When a person breathes in the conidia (spores) of Histoplasma capsulatum, the lungs' defense mechanisms attempt to neutralize them. Not all the conidia are neutralized. The ones that avoid the defense start an infection. The symptoms of the infection appear within 5 to 18 days after exposure, most commonly in 10 days.
There are different forms of lung infection, with five forms being as follows:
- Asymptomatic is recognized only by performing medical laboratory tests as the victim does not show any symptoms and is unaware of the infection.
- Acute disseminated does not last long (i.e., acute or short term) but it involves other organs outside the lungs (i.e., disseminated). It is usually confined to infants and young children and is marked by fever, cough, exhaustion and enlargement of the liver and spleen.
- Acute benign respiratory is produced by a heavy exposure to conidia. It is marked by weakness, fever, chest pains, and cough. The severity of the symptoms depends upon the magnitude of the exposure.
- Chronic disseminated is of long duration (chronic) and it involves other organs outside of the lungs. It occurs in people with a reduced capacity to fight disease, for example, in patients with leukemia (cancer of the system producing blood cells) and in persons being treated with drugs that suppress the body's defense mechanisms against diseases. The chronic disseminated form is marked by fever, anemia, hepatitis, pneumonia, inflammation of the lining of the heart cavity, meningitis, and ulcers of the mouth, tongue, nose and larynx.
- Chronic pulmonary occurs in persons with pre-existing lung diseases such as emphysema. It resembles tuberculosis and is more common in males over 40 years of age.
How common is histoplasmosis in Canada?
The absolute number of cases of histoplasmosis in Canada at this time is not known. In the St. Lawrence River Valley, where the infection may occur frequently, 20-30 percent of the population test positive. It is estimated that over 50 million people have been infected in North America with about 500,000 persons testing positive each year.
How is histoplasmosis recognized?
Confirmation of a histoplasmosis diagnosis often requires laboratory examinations which identify Histoplasma capsulatum in sputum or lung biopsy. Blood and skin tests, and x-rays may be performed but they are only of secondary value in diagnosis.
How is histoplasmosis treated?
Most patients who develop histoplasmosis do not require treatment.

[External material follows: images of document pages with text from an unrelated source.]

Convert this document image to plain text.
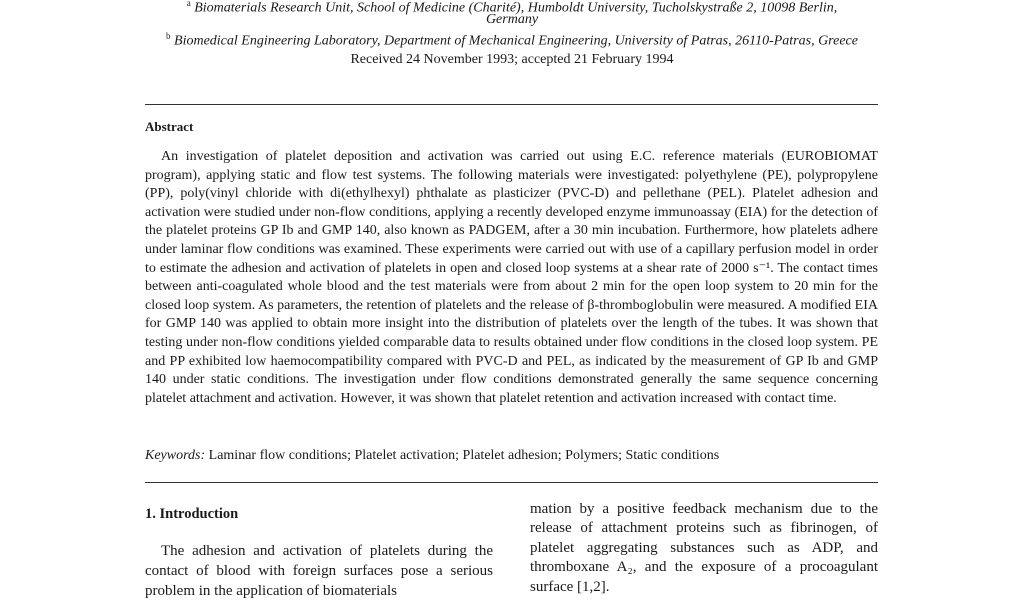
$^a$ Biomaterials Research Unit, School of Medicine (Charité), Humboldt University, Tucholskystraße 2, 10098 Berlin,
Germany
$^b$ Biomedical Engineering Laboratory, Department of Mechanical Engineering, University of Patras, 26110-Patras, Greece
Received 24 November 1993; accepted 21 February 1994
Abstract
An investigation of platelet deposition and activation was carried out using E.C. reference materials (EUROBIOMAT program), applying static and flow test systems. The following materials were investigated: polyethylene (PE), polypropylene (PP), poly(vinyl chloride with di(ethylhexyl) phthalate as plasticizer (PVC-D) and pellethane (PEL). Platelet adhesion and activation were studied under non-flow conditions, applying a recently developed enzyme immunoassay (EIA) for the detection of the platelet proteins GP Ib and GMP 140, also known as PADGEM, after a 30 min incubation. Furthermore, how platelets adhere under laminar flow conditions was examined. These experiments were carried out with use of a capillary perfusion model in order to estimate the adhesion and activation of platelets in open and closed loop systems at a shear rate of 2000 s⁻¹. The contact times between anti-coagulated whole blood and the test materials were from about 2 min for the open loop system to 20 min for the closed loop system. As parameters, the retention of platelets and the release of β-thromboglobulin were measured. A modified EIA for GMP 140 was applied to obtain more insight into the distribution of platelets over the length of the tubes. It was shown that testing under non-flow conditions yielded comparable data to results obtained under flow conditions in the closed loop system. PE and PP exhibited low haemocompatibility compared with PVC-D and PEL, as indicated by the measurement of GP Ib and GMP 140 under static conditions. The investigation under flow conditions demonstrated generally the same sequence concerning platelet attachment and activation. However, it was shown that platelet retention and activation increased with contact time.
Keywords: Laminar flow conditions; Platelet activation; Platelet adhesion; Polymers; Static conditions
1. Introduction
The adhesion and activation of platelets during the contact of blood with foreign surfaces pose a serious problem in the application of biomaterials
mation by a positive feedback mechanism due to the release of attachment proteins such as fibrinogen, of platelet aggregating substances such as ADP, and thromboxane A₂, and the exposure of a procoagulant surface [1,2].
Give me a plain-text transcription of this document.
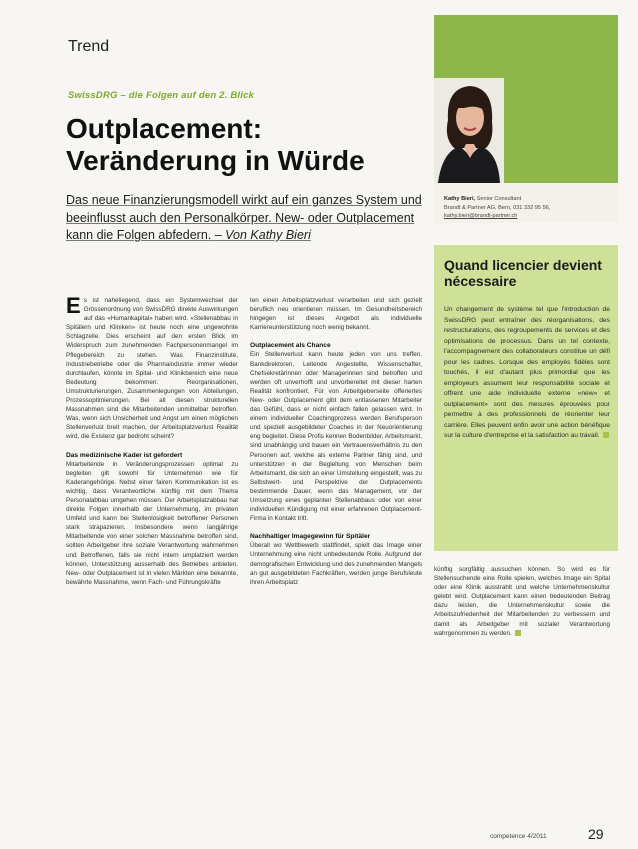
Trend
SwissDRG – die Folgen auf den 2. Blick
Outplacement:
Veränderung in Würde
Das neue Finanzierungsmodell wirkt auf ein ganzes System und beeinflusst auch den Personalkörper. New- oder Outplacement kann die Folgen abfedern. – Von Kathy Bieri

Es ist naheliegend, dass ein Systemwechsel der Grössenordnung von SwissDRG direkte Auswirkungen auf das «Humankapital» haben wird. «Stellenabbau in Spitälern und Kliniken» ist heute noch eine ungewohnte Schlagzeile. Dies erscheint auf den ersten Blick im Widerspruch zum zunehmenden Fachpersonenmangel im Pflegebereich zu stehen. Was Finanzinstitute, Industriebetriebe oder die Pharmaindustrie immer wieder durchlaufen, könnte im Spital- und Klinikbereich eine neue Bedeutung bekommen: Reorganisationen, Umstrukturierungen, Zusammenlegungen von Abteilungen, Prozessoptimierungen. Bei all diesen strukturellen Massnahmen sind die Mitarbeitenden unmittelbar betroffen. Was, wenn sich Unsicherheit und Angst um einen möglichen Stellenverlust breit machen, der Arbeitsplatzverlust Realität wird, die Existenz gar bedroht scheint?

Das medizinische Kader ist gefordert

Mitarbeitende in Veränderungsprozessen optimal zu begleiten gilt sowohl für Unternehmen wie für Kaderangehörige. Nebst einer fairen Kommunikation ist es wichtig, dass Verantwortliche künftig mit dem Thema Personalabbau umgehen müssen. Der Arbeitsplatzabbau hat direkte Folgen innerhalb der Unternehmung, im privaten Umfeld und kann bei Stellenlosigkeit betroffener Personen stark strapazieren. Insbesondere wenn langjährige Mitarbeitende von einer solchen Massnahme betroffen sind, sollten Arbeitgeber ihre soziale Verantwortung wahrnehmen und Betroffenen, falls sie nicht intern umplatziert werden können, Unterstützung ausserhalb des Betriebes anbieten. New- oder Outplacement ist in vielen Märkten eine bekannte, bewährte Massnahme, wenn Fach- und Führungskräfte

ten einen Arbeitsplatzverlust verarbeiten und sich gezielt beruflich neu orientieren müssen. Im Gesundheitsbereich hingegen ist dieses Angebot als individuelle Karriereunterstützung noch wenig bekannt.

Outplacement als Chance

Ein Stellenverlust kann heute jeden von uns treffen. Bankdirektoren, Leitende Angestellte, Wissenschafter, Chefsekretärinnen oder Managerinnen sind betroffen und werden oft unverhofft und unvorbereitet mit dieser harten Realität konfrontiert. Für von Arbeitgeberseite offeriertes New- oder Outplacement gibt dem entlassenen Mitarbeiter das Gefühl, dass er nicht einfach fallen gelassen wird. In einem individueller Coachingprozess werden Berufsperson und speziell ausgebildeter Coaches in der Neuorientierung eng begleitet. Diese Profis kennen Bodenbilder, Arbeitsmarkt, sind unabhängig und bauen ein Vertrauensverhältnis zu den Personen auf, welche als externe Partner fähig sind, und unterstützen in der Begleitung von Menschen beim Arbeitsmarkt, die sich an einer Umstellung eingestellt, was zu Selbstwert- und Perspektive der Outplacements bestimmende Dauer, wenn das Management, vor der Umsetzung eines geplanten Stellenabbaus oder von einer individuellen Kündigung mit einer erfahrenen Outplacement-Firma in Kontakt tritt.

Nachhaltiger Imagegewinn für Spitäler

Überall wo Wettbewerb stattfindet, spielt das Image einer Unternehmung eine nicht unbedeutende Rolle. Aufgrund der demografischen Entwicklung und des zunehmenden Mangels an gut ausgebildeten Fachkräften, werden junge Berufsleute ihren Arbeitsplatz

Kathy Bieri, Senior Consultant
Brandt & Partner AG, Bern, 031 332 95 56,
kathy.bieri@brandt-partner.ch
Quand licencier devient nécessaire
Un changement de système tel que l'introduction de SwissDRG peut entraîner des réorganisations, des restructurations, des regroupements de services et des optimisations de processus. Dans un tel contexte, l'accompagnement des collaborateurs constitue un défi pour les cadres. Lorsque des employés fidèles sont touchés, il est d'autant plus primordial que les employeurs assument leur responsabilité sociale et offrent une aide individuelle externe «new» et outplacement» sont des mesures éprouvées pour permettre à des professionnels de réorienter leur carrière. Elles peuvent enfin avoir une action bénéfique sur la culture d'entreprise et la satisfaction au travail.

künftig sorgfältig aussuchen können. So wird es für Stellensuchende eine Rolle spielen, welches Image ein Spital oder eine Klinik ausstrahlt und welche Unternehmenskultur gelebt wird. Outplacement kann einen bedeutenden Beitrag dazu leisten, die Unternehmenskultur sowie die Arbeitszufriedenheit der Mitarbeitenden zu verbessern und damit als Arbeitgeber mit sozialer Verantwortung wahrgenommen zu werden.

competence 4/2011	29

Some may only require supportive treatment that relieves the symptoms of the disease. Severe symptoms with a large involvement of the lungs require treatment with specific antifungal drugs.
What occupations are at risk?
Persons whose occupations involve contact with the soil, in particular soil enriched with bird and bat droppings, are at high risk of acquiring infection. They include:
- Farmers and poultry keepers, especially when cleaning silos, chicken coops, pigeon roosts and bat-infested lofts.
- Gardeners, landscapers and horticulturists (especially if using poultry manure as fertilizer, or where contact with droppings may occur).
- Construction, roofers, and other workers in similar occupations where there may be contact with droppings or contaminated soil.
- Workers in road construction, tree-clearing, or similar situations.
- Workers restoring, clearing or dismantling contaminated buildings or other structures where birds nest.
- Workers who service or repair heating and air-conditioning systems.
- Workers who monitor bird populations.
- Workers who have contact with bats or bat caves.
Others who may be at risk include archaeologists, geologists and medical laboratory technicians who handle cultures of the organism. People who explore caves either through work or as a hobby may also be at risk.
How can we prevent histoplasmosis?
Prevention of histoplasmosis relies on avoiding exposure to dust in a contaminated environment. Before anyone cleans chicken coops or other contaminated soil, spraying with water is advisable to reduce dust.
Persons working in contaminated areas should use protective clothing such as gloves and coveralls. They should also use a respirator equipped with a high efficiency particulate air (HEPA) filter that is capable of filtering particles down to two microns in size. For major clean up operations of prolonged exposure, a powered air purifying or supplied air respirator may be necessary.